Pengakuan Mengejutkan Pengantin Wanita di Pati Kabur Jelang Akad Nikah
Nayla enggan menikah dengan calon suaminya padahal telah bertunangan. --
PATI, diswayjateng.id- Pemicu kaburnya pengantin wanita di PATI Jawa Tengah yang menyedot perhatian masyarakat, ternyata bukan karena faktor perjodohan. Sebab selama ini, kabar tersebut banyak beredar.
Alasan pengantin wanita bernama Nayla Anik Setyawati cukup simpel. Ia tidak mau melanjutkan hubungannya ke jenjang pernikahan dengan calon suaminya yang sudah dipersiapkan dengan matang.
Gadis berusia 19 tahun asal Desa Tanjungsari, Kecamatan Tlogowungu Pati ini, memilih kabur meninggalkan Muhammad Musalim (31) yang telah siap duduk di kursi pelaminan.
Nayla nekat meninggalkan rumah pada Kamis (23/6/2026) pada pukul 03.00 WIB, sesaat menjelang proses akad nikah yang rencana dilangsungkan pada pukul 09.00. 
Kapolsek Tlogowungu Pati AKP Mujahid --
Ia kabur bersama pria lain yang ternyata kekasih gelapnya. Aksi itu dilakukan Nayla di tengah keluarga besarnya sibuk mempersiapkan hajatan pernikahannya.
Alasan itu terungkap usai Nayla dan Davin Febriansyah ditangkap polisi, saat kabur dan bersembunyi di sebuah hotel di Jepara pada Sabtu (23/6/2026). Nayla mengaku terang terangan kepada polisi terkait alasan memilih kabur.
Aksi pelarian tersebut, murni datang dari inisiatif Nayla Anik Setiawati. Ia tidak mau lagi menikah dengan calon suaminya yang usianya terpaut 12 tahun.
Kasat Reskrim Polresta Pati Kompol Dika Hadiyan Widya Wiratama menyebut, bahwa Nayla melarikan diri secara sadar dengan cara meminta bantuan kepada seorang rekan prianya berinisial DF (18).
"Jadi, karena mempelai perempuan tidak menghendaki, pada dini harinya mempelai perempuan tersebut melarikan diri dengan meminta bantuan atau pertolongan kepada rekan pria-nya," ujar Dika, Sabtu (23/5).
Dika memaparkan, Nayla dan Davin sempat melarikan diri ke Kabupaten Kudus. Selanjutnya mereka menginap dua malam di Hotel RedDoorz Near, Jalan Nusa Indah, Desa Kedungcino Jepara.
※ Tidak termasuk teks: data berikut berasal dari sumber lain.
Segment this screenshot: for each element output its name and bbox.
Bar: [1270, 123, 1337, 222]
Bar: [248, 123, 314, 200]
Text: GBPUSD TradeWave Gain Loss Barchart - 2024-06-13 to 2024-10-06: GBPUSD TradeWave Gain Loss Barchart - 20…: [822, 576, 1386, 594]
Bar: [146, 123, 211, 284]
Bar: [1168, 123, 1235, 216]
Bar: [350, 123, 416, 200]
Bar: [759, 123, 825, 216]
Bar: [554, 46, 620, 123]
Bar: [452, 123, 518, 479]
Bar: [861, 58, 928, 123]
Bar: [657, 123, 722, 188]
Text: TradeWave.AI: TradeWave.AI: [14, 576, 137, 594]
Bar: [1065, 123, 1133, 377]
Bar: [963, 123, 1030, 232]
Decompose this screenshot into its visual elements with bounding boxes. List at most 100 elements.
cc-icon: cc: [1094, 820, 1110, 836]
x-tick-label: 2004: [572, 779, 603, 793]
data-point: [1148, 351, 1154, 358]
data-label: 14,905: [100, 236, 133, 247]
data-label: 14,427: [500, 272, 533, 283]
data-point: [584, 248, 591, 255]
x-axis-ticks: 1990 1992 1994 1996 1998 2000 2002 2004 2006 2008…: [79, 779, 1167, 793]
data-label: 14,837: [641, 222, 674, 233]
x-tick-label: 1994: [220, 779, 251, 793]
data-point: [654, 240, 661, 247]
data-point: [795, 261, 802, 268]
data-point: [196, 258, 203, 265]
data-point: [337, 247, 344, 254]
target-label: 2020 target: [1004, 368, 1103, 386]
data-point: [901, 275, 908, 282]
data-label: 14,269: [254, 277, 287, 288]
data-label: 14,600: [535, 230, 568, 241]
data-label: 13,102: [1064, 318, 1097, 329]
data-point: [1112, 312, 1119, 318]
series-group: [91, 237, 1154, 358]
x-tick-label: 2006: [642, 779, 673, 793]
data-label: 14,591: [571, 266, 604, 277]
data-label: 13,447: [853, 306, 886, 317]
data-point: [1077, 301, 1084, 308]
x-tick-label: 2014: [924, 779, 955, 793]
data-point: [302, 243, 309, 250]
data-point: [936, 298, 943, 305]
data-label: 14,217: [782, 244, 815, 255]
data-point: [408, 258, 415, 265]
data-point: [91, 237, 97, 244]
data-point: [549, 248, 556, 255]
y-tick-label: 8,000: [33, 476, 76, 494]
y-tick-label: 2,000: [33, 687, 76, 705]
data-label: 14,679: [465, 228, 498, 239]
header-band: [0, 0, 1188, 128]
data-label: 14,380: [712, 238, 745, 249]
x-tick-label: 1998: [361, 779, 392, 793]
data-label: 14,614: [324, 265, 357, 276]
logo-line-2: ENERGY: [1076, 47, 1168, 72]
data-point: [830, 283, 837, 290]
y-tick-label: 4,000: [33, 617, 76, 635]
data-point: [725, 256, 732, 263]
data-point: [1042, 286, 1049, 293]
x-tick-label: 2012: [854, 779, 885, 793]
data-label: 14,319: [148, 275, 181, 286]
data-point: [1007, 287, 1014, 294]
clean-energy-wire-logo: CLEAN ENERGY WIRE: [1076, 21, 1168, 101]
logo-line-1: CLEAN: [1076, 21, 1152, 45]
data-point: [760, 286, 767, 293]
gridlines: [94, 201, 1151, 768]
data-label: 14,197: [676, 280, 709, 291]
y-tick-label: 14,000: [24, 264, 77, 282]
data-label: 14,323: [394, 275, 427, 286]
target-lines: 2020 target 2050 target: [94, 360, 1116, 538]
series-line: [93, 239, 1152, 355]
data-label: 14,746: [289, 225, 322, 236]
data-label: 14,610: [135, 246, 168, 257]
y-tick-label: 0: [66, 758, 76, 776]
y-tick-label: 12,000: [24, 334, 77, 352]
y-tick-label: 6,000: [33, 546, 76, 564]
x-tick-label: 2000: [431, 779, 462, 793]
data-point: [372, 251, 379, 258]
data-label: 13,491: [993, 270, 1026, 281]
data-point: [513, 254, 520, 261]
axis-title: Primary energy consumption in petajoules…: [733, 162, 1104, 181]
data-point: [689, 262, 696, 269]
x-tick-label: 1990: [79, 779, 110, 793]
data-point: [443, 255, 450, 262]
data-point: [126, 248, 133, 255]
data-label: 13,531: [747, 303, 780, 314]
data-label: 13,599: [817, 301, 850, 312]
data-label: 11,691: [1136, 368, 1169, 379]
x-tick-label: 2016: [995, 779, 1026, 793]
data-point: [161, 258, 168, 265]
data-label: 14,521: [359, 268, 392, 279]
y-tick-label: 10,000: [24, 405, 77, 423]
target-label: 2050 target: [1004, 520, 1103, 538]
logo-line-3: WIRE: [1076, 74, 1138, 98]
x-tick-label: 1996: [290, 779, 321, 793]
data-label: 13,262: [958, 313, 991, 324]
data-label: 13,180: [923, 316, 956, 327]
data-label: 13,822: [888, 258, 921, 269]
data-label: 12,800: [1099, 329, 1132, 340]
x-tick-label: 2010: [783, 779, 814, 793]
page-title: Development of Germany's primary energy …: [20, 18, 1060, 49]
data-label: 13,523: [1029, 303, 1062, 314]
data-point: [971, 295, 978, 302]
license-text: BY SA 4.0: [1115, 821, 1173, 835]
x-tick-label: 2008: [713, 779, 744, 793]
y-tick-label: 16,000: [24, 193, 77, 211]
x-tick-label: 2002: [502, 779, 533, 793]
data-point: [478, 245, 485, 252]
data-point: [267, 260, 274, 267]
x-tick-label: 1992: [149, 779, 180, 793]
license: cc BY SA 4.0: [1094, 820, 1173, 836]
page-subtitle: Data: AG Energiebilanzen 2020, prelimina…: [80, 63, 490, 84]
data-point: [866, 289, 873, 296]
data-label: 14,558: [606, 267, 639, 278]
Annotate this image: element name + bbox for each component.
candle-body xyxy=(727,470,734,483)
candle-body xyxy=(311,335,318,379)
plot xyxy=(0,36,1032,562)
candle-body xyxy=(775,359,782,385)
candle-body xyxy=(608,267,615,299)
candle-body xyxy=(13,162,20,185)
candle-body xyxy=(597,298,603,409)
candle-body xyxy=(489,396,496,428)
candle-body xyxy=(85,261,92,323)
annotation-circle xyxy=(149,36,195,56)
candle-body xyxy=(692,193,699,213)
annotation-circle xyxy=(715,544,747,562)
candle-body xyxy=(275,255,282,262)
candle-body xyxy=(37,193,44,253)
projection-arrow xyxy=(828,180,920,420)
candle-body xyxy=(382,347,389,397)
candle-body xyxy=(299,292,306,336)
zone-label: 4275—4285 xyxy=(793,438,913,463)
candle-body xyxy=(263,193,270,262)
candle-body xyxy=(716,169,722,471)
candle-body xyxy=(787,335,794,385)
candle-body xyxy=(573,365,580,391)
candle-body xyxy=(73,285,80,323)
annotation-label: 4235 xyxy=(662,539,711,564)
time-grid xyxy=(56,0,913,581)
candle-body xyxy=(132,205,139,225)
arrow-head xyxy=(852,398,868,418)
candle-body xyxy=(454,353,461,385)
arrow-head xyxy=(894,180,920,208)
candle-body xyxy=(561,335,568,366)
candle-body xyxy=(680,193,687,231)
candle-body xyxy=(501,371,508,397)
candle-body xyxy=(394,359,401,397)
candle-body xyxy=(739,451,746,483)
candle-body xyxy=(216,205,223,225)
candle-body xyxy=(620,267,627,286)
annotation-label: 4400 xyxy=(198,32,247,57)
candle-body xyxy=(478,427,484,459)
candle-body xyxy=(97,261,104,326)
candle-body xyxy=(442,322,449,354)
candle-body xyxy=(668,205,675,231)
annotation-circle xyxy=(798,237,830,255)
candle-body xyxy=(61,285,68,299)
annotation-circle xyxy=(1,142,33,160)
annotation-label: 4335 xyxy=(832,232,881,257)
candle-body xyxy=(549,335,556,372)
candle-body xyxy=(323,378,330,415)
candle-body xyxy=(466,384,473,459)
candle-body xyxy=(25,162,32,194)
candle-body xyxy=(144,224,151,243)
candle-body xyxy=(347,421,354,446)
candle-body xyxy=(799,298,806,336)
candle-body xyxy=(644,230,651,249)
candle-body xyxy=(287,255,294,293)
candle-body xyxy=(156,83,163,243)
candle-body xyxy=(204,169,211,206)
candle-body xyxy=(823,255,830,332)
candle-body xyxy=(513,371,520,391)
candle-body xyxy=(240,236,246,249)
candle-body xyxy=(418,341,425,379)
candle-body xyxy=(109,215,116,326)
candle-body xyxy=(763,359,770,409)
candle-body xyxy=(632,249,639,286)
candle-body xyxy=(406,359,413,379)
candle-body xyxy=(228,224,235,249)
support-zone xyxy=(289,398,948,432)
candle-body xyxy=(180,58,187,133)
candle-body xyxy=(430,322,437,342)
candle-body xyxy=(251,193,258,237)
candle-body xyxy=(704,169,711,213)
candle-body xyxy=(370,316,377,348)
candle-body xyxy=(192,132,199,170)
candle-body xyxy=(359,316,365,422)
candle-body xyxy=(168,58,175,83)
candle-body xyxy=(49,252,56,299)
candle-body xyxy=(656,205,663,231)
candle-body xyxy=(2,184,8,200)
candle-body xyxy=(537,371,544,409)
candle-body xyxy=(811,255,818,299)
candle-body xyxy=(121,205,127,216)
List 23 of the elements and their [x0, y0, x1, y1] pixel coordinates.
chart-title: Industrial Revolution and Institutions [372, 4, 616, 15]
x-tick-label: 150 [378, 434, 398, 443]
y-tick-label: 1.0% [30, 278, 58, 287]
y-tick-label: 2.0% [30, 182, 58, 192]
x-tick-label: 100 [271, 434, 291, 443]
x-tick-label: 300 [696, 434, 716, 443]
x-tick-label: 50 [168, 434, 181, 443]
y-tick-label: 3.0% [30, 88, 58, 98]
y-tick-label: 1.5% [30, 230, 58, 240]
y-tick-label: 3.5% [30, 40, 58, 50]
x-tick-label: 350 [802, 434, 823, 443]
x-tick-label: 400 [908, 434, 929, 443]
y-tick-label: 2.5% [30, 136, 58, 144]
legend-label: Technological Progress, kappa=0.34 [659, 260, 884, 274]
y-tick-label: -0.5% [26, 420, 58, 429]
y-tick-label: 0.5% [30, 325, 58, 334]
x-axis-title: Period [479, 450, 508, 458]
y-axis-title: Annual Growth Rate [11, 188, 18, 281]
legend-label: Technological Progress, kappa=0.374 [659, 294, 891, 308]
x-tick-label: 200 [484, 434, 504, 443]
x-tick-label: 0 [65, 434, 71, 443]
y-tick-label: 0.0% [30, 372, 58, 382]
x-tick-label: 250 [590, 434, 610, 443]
Jejak pelarian Nayla dan Davin akhirnya terendus polisi. Mereka berdua tengah berada di kamar hotel, saat tim Satreskrim Polresta Pati dan Polres Jepara menangkapnya pada Sabtu (22/5/2026).
"Jalan-jalan ke Kudus dulu, (kemudian) dua malam (menginap) di hotel Jepara tersebut," tutur Dika.
Karena panik bercampur malu, Siti Munawaroh (36) dan Sugiyanto (52) selaku orang tua Nayla, melaporkan ke polisi untuk membantu mencari keberadaan putrinya.
Dari pantauan di lokasi hajatan pada Kamis (21/5/2026), sejumlah vendor pernikahan yang sebelumnya telah dipesan jauh hari telah siap bekerja seuai tugasnya masing masing.